PPAR-gamma is the molecular target for a class of drugs called thiazolidinediones, which improve insulin action and lower blood glucose levels in patients with type 2 diabetes. They are the first drugs to address the underlying problem of insulin resistance and are now a mainline therapy for type 2 diabetes, Magnuson said.
Despite the success of these drugs, “how they work is really still quite a black box,” Magnuson said. “That’s something this research helps to address.”
Magnuson and colleagues used a genetic targeting strategy to specifically eliminate PPAR-gamma in the fat cells of mice. Mice missing the protein had much less fat than normal mice, and completely lacked thermogenic brown fat. When they were fed a high-fat diet, which causes obesity and insulin resistance in normal mice, the fat-specific PPAR-gamma knockout mice did not gain weight and did not become glucose intolerant or insulin resistant.

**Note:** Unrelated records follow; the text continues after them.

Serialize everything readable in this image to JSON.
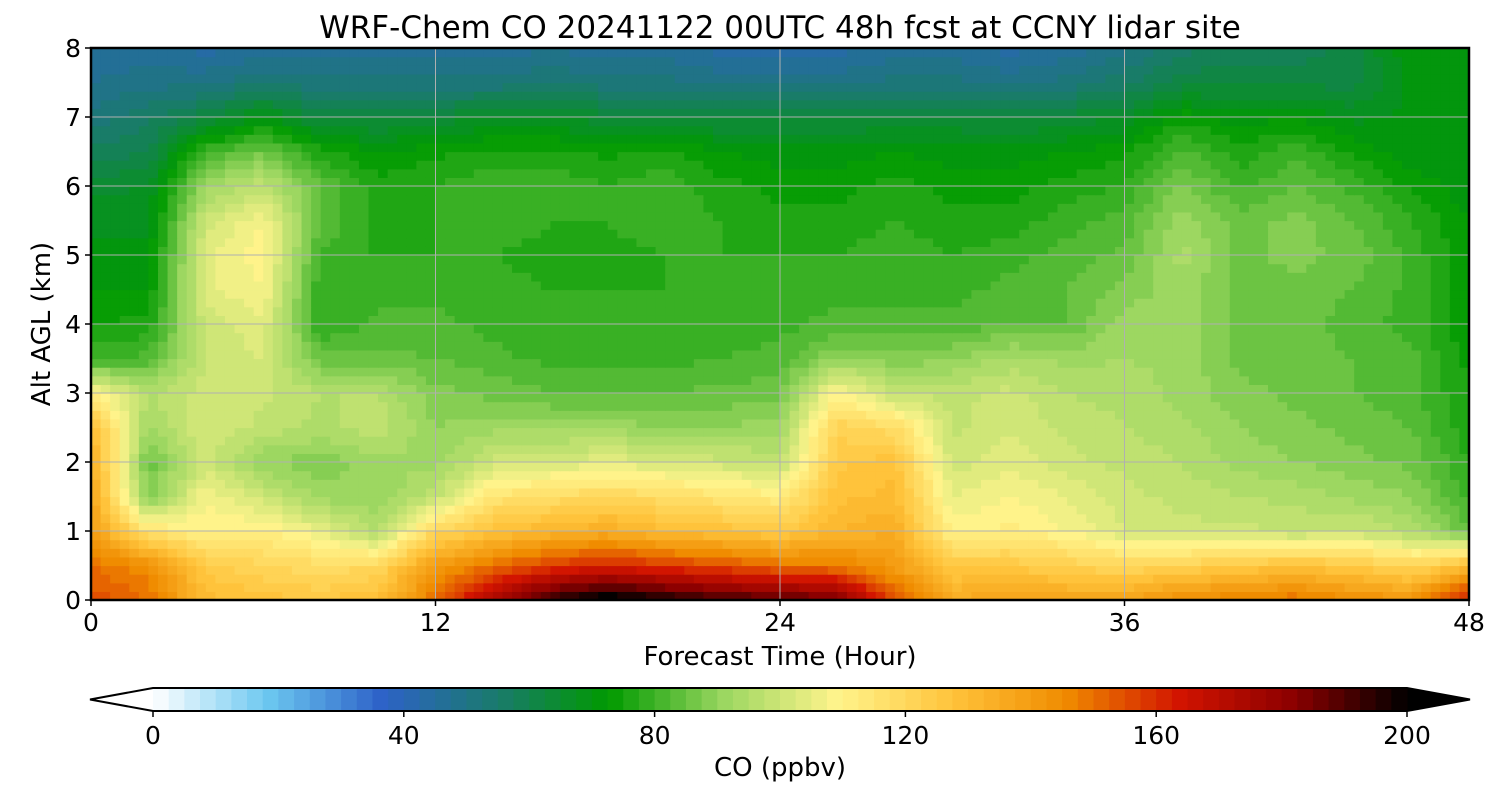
{
  "chart_data": {
    "type": "heatmap",
    "title": "WRF-Chem CO  20241122 00UTC 48h fcst at CCNY lidar site",
    "xlabel": "Forecast Time (Hour)",
    "ylabel": "Alt AGL (km)",
    "xlim": [
      0,
      48
    ],
    "ylim": [
      0,
      8
    ],
    "xticks": [
      "0",
      "12",
      "24",
      "36",
      "48"
    ],
    "yticks": [
      "0",
      "1",
      "2",
      "3",
      "4",
      "5",
      "6",
      "7",
      "8"
    ],
    "grid": true,
    "colorbar": {
      "label": "CO  (ppbv)",
      "range": [
        0,
        200
      ],
      "ticks": [
        "0",
        "40",
        "80",
        "120",
        "160",
        "200"
      ],
      "extend": "both",
      "colormap": [
        "#ffffff",
        "#6cc8f0",
        "#2e62c8",
        "#1a7a6e",
        "#009a00",
        "#9ad660",
        "#fff48c",
        "#ffc43c",
        "#f08c00",
        "#d21400",
        "#8c0000",
        "#000000"
      ]
    },
    "x": [
      0,
      2,
      4,
      6,
      8,
      10,
      12,
      14,
      16,
      18,
      20,
      22,
      24,
      26,
      28,
      30,
      32,
      34,
      36,
      38,
      40,
      42,
      44,
      46,
      48
    ],
    "y": [
      0,
      0.5,
      1,
      1.5,
      2,
      2.5,
      3,
      3.5,
      4,
      4.5,
      5,
      5.5,
      6,
      6.5,
      7,
      7.5,
      8
    ],
    "values": [
      [
        155,
        150,
        130,
        128,
        125,
        130,
        150,
        175,
        195,
        205,
        198,
        192,
        190,
        185,
        155,
        135,
        140,
        138,
        138,
        145,
        148,
        150,
        145,
        142,
        165
      ],
      [
        150,
        145,
        125,
        120,
        118,
        120,
        140,
        150,
        158,
        162,
        158,
        155,
        150,
        148,
        140,
        125,
        125,
        122,
        120,
        122,
        125,
        128,
        125,
        120,
        130
      ],
      [
        140,
        115,
        110,
        112,
        105,
        95,
        120,
        128,
        132,
        135,
        130,
        128,
        125,
        132,
        135,
        110,
        112,
        108,
        102,
        100,
        100,
        98,
        100,
        95,
        85
      ],
      [
        138,
        88,
        108,
        100,
        92,
        90,
        98,
        115,
        118,
        120,
        118,
        115,
        112,
        128,
        130,
        105,
        108,
        105,
        100,
        98,
        96,
        95,
        92,
        90,
        80
      ],
      [
        135,
        85,
        100,
        90,
        88,
        92,
        92,
        100,
        102,
        104,
        102,
        100,
        98,
        125,
        128,
        100,
        104,
        100,
        98,
        96,
        92,
        90,
        88,
        86,
        78
      ],
      [
        130,
        92,
        102,
        98,
        95,
        98,
        90,
        92,
        92,
        92,
        90,
        90,
        92,
        122,
        118,
        98,
        102,
        98,
        96,
        94,
        90,
        88,
        86,
        84,
        76
      ],
      [
        110,
        96,
        100,
        100,
        96,
        96,
        88,
        86,
        84,
        83,
        84,
        85,
        86,
        110,
        98,
        98,
        100,
        96,
        95,
        92,
        88,
        86,
        84,
        82,
        75
      ],
      [
        80,
        82,
        100,
        102,
        85,
        85,
        84,
        82,
        80,
        80,
        80,
        81,
        82,
        90,
        88,
        90,
        94,
        92,
        93,
        92,
        86,
        86,
        84,
        82,
        74
      ],
      [
        75,
        76,
        100,
        104,
        78,
        82,
        82,
        80,
        79,
        78,
        79,
        80,
        80,
        82,
        82,
        82,
        84,
        84,
        92,
        92,
        86,
        86,
        82,
        80,
        72
      ],
      [
        72,
        72,
        104,
        108,
        78,
        80,
        80,
        79,
        78,
        78,
        78,
        79,
        80,
        80,
        80,
        80,
        82,
        84,
        88,
        92,
        86,
        86,
        84,
        80,
        72
      ],
      [
        70,
        70,
        104,
        110,
        80,
        78,
        78,
        78,
        77,
        77,
        78,
        78,
        78,
        78,
        80,
        78,
        80,
        82,
        85,
        94,
        86,
        88,
        86,
        80,
        72
      ],
      [
        68,
        68,
        100,
        108,
        84,
        76,
        78,
        80,
        78,
        78,
        80,
        78,
        76,
        76,
        78,
        76,
        76,
        80,
        82,
        92,
        86,
        88,
        84,
        78,
        72
      ],
      [
        65,
        66,
        92,
        98,
        84,
        76,
        78,
        80,
        80,
        78,
        80,
        76,
        74,
        74,
        76,
        74,
        74,
        76,
        78,
        88,
        80,
        84,
        80,
        74,
        70
      ],
      [
        58,
        60,
        80,
        86,
        76,
        72,
        74,
        76,
        76,
        74,
        76,
        72,
        70,
        70,
        72,
        70,
        70,
        72,
        74,
        82,
        76,
        80,
        74,
        70,
        70
      ],
      [
        52,
        56,
        62,
        70,
        62,
        62,
        64,
        66,
        66,
        64,
        64,
        62,
        62,
        62,
        64,
        64,
        62,
        64,
        66,
        74,
        70,
        72,
        68,
        70,
        72
      ],
      [
        48,
        50,
        50,
        54,
        52,
        52,
        52,
        52,
        54,
        52,
        52,
        50,
        50,
        50,
        52,
        52,
        50,
        52,
        56,
        62,
        62,
        62,
        62,
        70,
        72
      ],
      [
        46,
        46,
        44,
        46,
        46,
        46,
        46,
        46,
        48,
        46,
        46,
        44,
        44,
        44,
        46,
        46,
        44,
        46,
        50,
        56,
        58,
        58,
        62,
        72,
        72
      ]
    ]
  }
}
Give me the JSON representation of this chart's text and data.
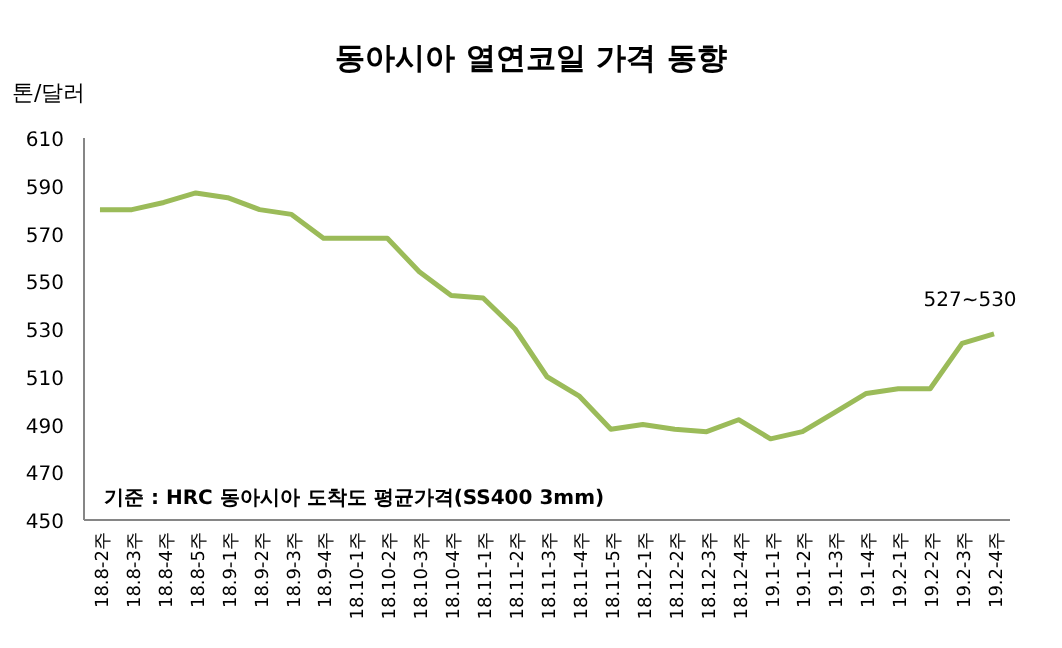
{
  "chart_data": {
    "type": "line",
    "title": "동아시아 열연코일 가격 동향",
    "ylabel": "톤/달러",
    "categories": [
      "18.8-2주",
      "18.8-3주",
      "18.8-4주",
      "18.8-5주",
      "18.9-1주",
      "18.9-2주",
      "18.9-3주",
      "18.9-4주",
      "18.10-1주",
      "18.10-2주",
      "18.10-3주",
      "18.10-4주",
      "18.11-1주",
      "18.11-2주",
      "18.11-3주",
      "18.11-4주",
      "18.11-5주",
      "18.12-1주",
      "18.12-2주",
      "18.12-3주",
      "18.12-4주",
      "19.1-1주",
      "19.1-2주",
      "19.1-3주",
      "19.1-4주",
      "19.2-1주",
      "19.2-2주",
      "19.2-3주",
      "19.2-4주"
    ],
    "series": [
      {
        "color": "#9bbb59",
        "values": [
          580,
          580,
          583,
          587,
          585,
          580,
          578,
          568,
          568,
          568,
          554,
          544,
          543,
          530,
          510,
          502,
          488,
          490,
          488,
          487,
          492,
          484,
          487,
          495,
          503,
          505,
          505,
          524,
          528
        ]
      }
    ],
    "ylim": [
      450,
      610
    ],
    "yticks": [
      450,
      470,
      490,
      510,
      530,
      550,
      570,
      590,
      610
    ],
    "marker": "none",
    "line_style": "solid",
    "annotations": [
      {
        "text": "527~530",
        "x": "19.2-4주",
        "y": 528
      },
      "기준 : HRC 동아시아 도착도 평균가격(SS400 3mm)"
    ]
  }
}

The authors examined the role of the liver and other hormones, including adiponectin and resistin, in preventing high fat diet-induced insulin resistance.

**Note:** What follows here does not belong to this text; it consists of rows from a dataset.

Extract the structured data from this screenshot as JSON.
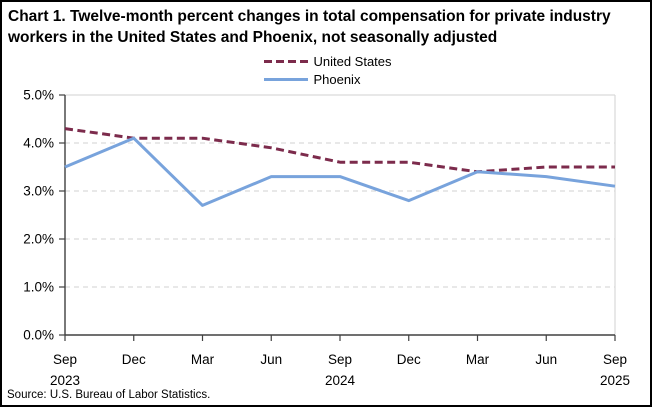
{
  "title": "Chart 1. Twelve-month percent changes in total compensation for private industry workers in the United States and Phoenix, not seasonally adjusted",
  "source": "Source: U.S. Bureau of Labor Statistics.",
  "legend": [
    {
      "label": "United States",
      "color": "#7C2B4C",
      "style": "dashed"
    },
    {
      "label": "Phoenix",
      "color": "#78A3DC",
      "style": "solid"
    }
  ],
  "colors": {
    "united_states": "#7C2B4C",
    "phoenix": "#78A3DC",
    "gridline": "#D9D9D9",
    "axis": "#404040",
    "plot_border": "#D9D9D9"
  },
  "chart_data": {
    "type": "line",
    "categories": [
      "Sep 2023",
      "Dec 2023",
      "Mar 2024",
      "Jun 2024",
      "Sep 2024",
      "Dec 2024",
      "Mar 2025",
      "Jun 2025",
      "Sep 2025"
    ],
    "x_tick_lines": [
      [
        "Sep",
        "2023"
      ],
      [
        "Dec"
      ],
      [
        "Mar"
      ],
      [
        "Jun"
      ],
      [
        "Sep",
        "2024"
      ],
      [
        "Dec"
      ],
      [
        "Mar"
      ],
      [
        "Jun"
      ],
      [
        "Sep",
        "2025"
      ]
    ],
    "series": [
      {
        "name": "United States",
        "values": [
          4.3,
          4.1,
          4.1,
          3.9,
          3.6,
          3.6,
          3.4,
          3.5,
          3.5
        ],
        "color": "#7C2B4C",
        "style": "dashed"
      },
      {
        "name": "Phoenix",
        "values": [
          3.5,
          4.1,
          2.7,
          3.3,
          3.3,
          2.8,
          3.4,
          3.3,
          3.1
        ],
        "color": "#78A3DC",
        "style": "solid"
      }
    ],
    "y_ticks": [
      "0.0%",
      "1.0%",
      "2.0%",
      "3.0%",
      "4.0%",
      "5.0%"
    ],
    "ylim": [
      0,
      5
    ],
    "grid": true,
    "legend_position": "top-center",
    "title": "Chart 1. Twelve-month percent changes in total compensation for private industry workers in the United States and Phoenix, not seasonally adjusted",
    "xlabel": "",
    "ylabel": ""
  }
}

“The liver has always been thought to be a central player in blood glucose maintenance, and how it responds in different settings is still rather mysterious,” Magnuson said. “In these mice, it appears that improved glucose metabolism by the liver is contributing to the prevention of insulin resistance.”
The current report does not solve all of the complexities of PPAR-gamma’s role in glucose metabolism, Magnuson said. It confirms an important role for the receptor in fat, suggests that PPAR-gamma is more important in liver than previously believed, and offers another tool for ongoing research in the area, he said.
Magnuson expects that the fat-specific PPAR-gamma knockout mice, along with similar models created by other groups, will be useful in unraveling the complex tapestry of molecular interactions that underlie glucose metabolism and insulin action.
“The value of tissue-specific knockout mice is very high because they allow you to tease things apart in a very deliberate way, one pathway at a time,” Magnuson said. “Every tissue-specific knockout we’ve made has given some new insight that couldn’t be predicted from previous data.”
Julie R. Jones, Ph.D., is the first author of the PNAS paper. The research was supported by the National Institute of Diabetes & Digestive & Kidney Diseases, part of the National Institutes of Health.